A new report conducted on behalf of Hawaii’s nonprofit, acute-care hospitals lays out broad areas in need of investment to help improve the overall health of the community, including improving housing and financial security, increasing access to mental health services and ensuring access to healthy food.
Nonprofit hospitals are required to complete a Community Health Needs Assessment every three years as part of requirements of the 2010 Patient Protection and Affordable Care Act, often referred to as Obamacare. The needs assessment is intended to help ensure nonprofit hospitals receiving tax breaks are investing in the communities that they serve.
“The concern that some people had, and Congress had, was because the hospitals do have a preferential tax status, are they then appropriately giving back to their communities?” said Hilton Raethel, president and CEO of the Healthcare Association of Hawaii, a trade group for the state’s hospitals and nursing homes.
Raethel said that the health reform provision was intended to make sure that nonprofit hospitals understand the needs of the communities that they serve and that their investments will “essentially offset what they would pay if they were paying taxes.”
While the needs assessment doesn’t delve into the levels of investment that would be needed to meet this goal, it does provide hospitals with a guidepost of where investment could be particularly beneficial.
This year’s report focuses on the “social determinants” of health, while also describing some of the disproportionate harms that the COVID-19 pandemic has had on more vulnerable segments of population, including Compact of Free Association migrants.
The report found, for instance, that COFA migrants often had trouble accessing unemployment insurance during the pandemic and thus filled many of the essential worker jobs, putting themselves and their families at greater risk of being exposed to the coronavirus.

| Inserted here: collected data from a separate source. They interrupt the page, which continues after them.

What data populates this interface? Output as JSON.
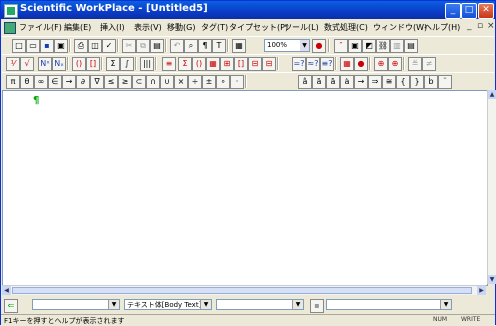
{
  "window": {
    "title": "Scientific WorkPlace - [Untitled5]"
  },
  "menu": [
    "ファイル(F)",
    "編集(E)",
    "挿入(I)",
    "表示(V)",
    "移動(G)",
    "タグ(T)",
    "タイプセット(P)",
    "ツール(L)",
    "数式処理(C)",
    "ウィンドウ(W)",
    "ヘルプ(H)"
  ],
  "toolbar": {
    "zoom": "100%"
  },
  "toolbar_math": [
    "π",
    "θ",
    "∞",
    "∈",
    "→",
    "∂",
    "∇",
    "≤",
    "≥",
    "⊂",
    "∩",
    "∪",
    "×",
    "÷",
    "±",
    "∘",
    "·"
  ],
  "editor": {
    "pilcrow": "¶"
  },
  "tag_bar": {
    "text_tag": "テキスト体[Body Text]"
  },
  "status": {
    "message": "F1キーを押すとヘルプが表示されます",
    "num": "NUM",
    "write": "WRITE"
  }
}
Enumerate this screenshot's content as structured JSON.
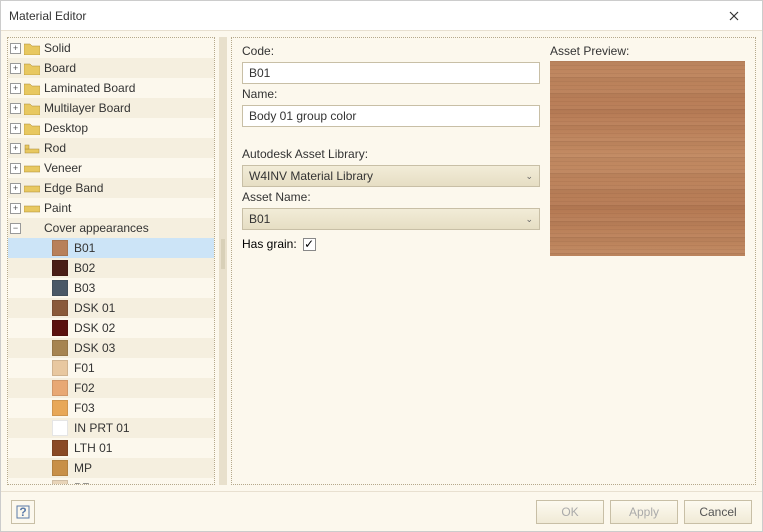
{
  "window": {
    "title": "Material Editor"
  },
  "tree": {
    "categories": [
      {
        "label": "Solid",
        "icon": "#e8c860"
      },
      {
        "label": "Board",
        "icon": "#e8c860"
      },
      {
        "label": "Laminated Board",
        "icon": "#e8c860"
      },
      {
        "label": "Multilayer Board",
        "icon": "#e8c860"
      },
      {
        "label": "Desktop",
        "icon": "#e8c860"
      },
      {
        "label": "Rod",
        "icon": "#e8c860"
      },
      {
        "label": "Veneer",
        "icon": "#e8c860"
      },
      {
        "label": "Edge Band",
        "icon": "#e8c860"
      },
      {
        "label": "Paint",
        "icon": "#e8c860"
      }
    ],
    "expanded": {
      "label": "Cover appearances"
    },
    "appearances": [
      {
        "label": "B01",
        "color": "#b8805a",
        "selected": true
      },
      {
        "label": "B02",
        "color": "#4a1e16"
      },
      {
        "label": "B03",
        "color": "#4a5866"
      },
      {
        "label": "DSK 01",
        "color": "#8a5a3a"
      },
      {
        "label": "DSK 02",
        "color": "#5a1210"
      },
      {
        "label": "DSK 03",
        "color": "#a68450"
      },
      {
        "label": "F01",
        "color": "#e8c8a0"
      },
      {
        "label": "F02",
        "color": "#e8a874"
      },
      {
        "label": "F03",
        "color": "#e8a858"
      },
      {
        "label": "IN PRT 01",
        "color": "#ffffff"
      },
      {
        "label": "LTH 01",
        "color": "#8a4a26"
      },
      {
        "label": "MP",
        "color": "#c89048"
      },
      {
        "label": "PF",
        "color": "#e8d4b8"
      }
    ]
  },
  "form": {
    "code_label": "Code:",
    "code_value": "B01",
    "name_label": "Name:",
    "name_value": "Body 01 group color",
    "library_label": "Autodesk Asset Library:",
    "library_value": "W4INV Material Library",
    "asset_label": "Asset Name:",
    "asset_value": "B01",
    "grain_label": "Has grain:",
    "grain_checked": "✓",
    "preview_label": "Asset Preview:"
  },
  "footer": {
    "ok": "OK",
    "apply": "Apply",
    "cancel": "Cancel"
  }
}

The report also found that there were long-lasting health effects as a result of the reduction in Medicaid benefits to COFA migrants, which were restored in December 2020. By that time, the “damage has already been done,” according to the report, which found that the reduced health benefits has helped keep COFA communities living in poverty and that rebuilding relationships with health care providers will take time.
The pandemic sent significant shockwaves throughout the community in spite of federal pandemic aid and boosts to unemployment insurance, the report found. Prior to the pandemic, 42% of households in Hawaii qualified as “ALICE” households, which stands for Asset Limited, Income Constrained, Employed. ALICE describes households that earn more than the federal poverty level, but not enough to cover basic living costs in their county. After the pandemic hit, 59% of households in Hawaii qualified as ALICE households.
This year’s report also zeroed in on the health impacts of being homeless or housing insecure, which has been linked to higher levels of chronic diseases, such as diabetes, high blood pressure, stroke and heart disease.
It found that during the pandemic, hospitals often had to keep homeless patients for longer than medically necessary because there was no place to safely discharge them to, contributing to overcrowding during COVID-19 surges. Service providers also reported that on Oahu alone, hundreds of individuals are considered “housing ready,” but they can’t even find rooms in a shared home or dorm-like dwelling.
Each of Hawaii’s 18 nonprofit hospitals will need to tailor the report to their specific community in order to comply with Internal Revenue Service requirements. But the report lays out a long list of strategies that could help hospitals meet some of the community needs, such as implementing high school and community training programs in low-income communities for entry-level health care jobs that provide career development, and designating a percentage of a hospital’s investment portfolio to provide capital for projects such as affordable housing.
“How we are going to help is you are going to see hospitals participating in collective work that foundations have typically been in, that banks have typically been in, that other large employers have been in,” said Michael Robinson, vice president of government relations and community affairs at Hawaii Pacific Health. “You now have another sector of the economy that is also going to be pitching in on those efforts.”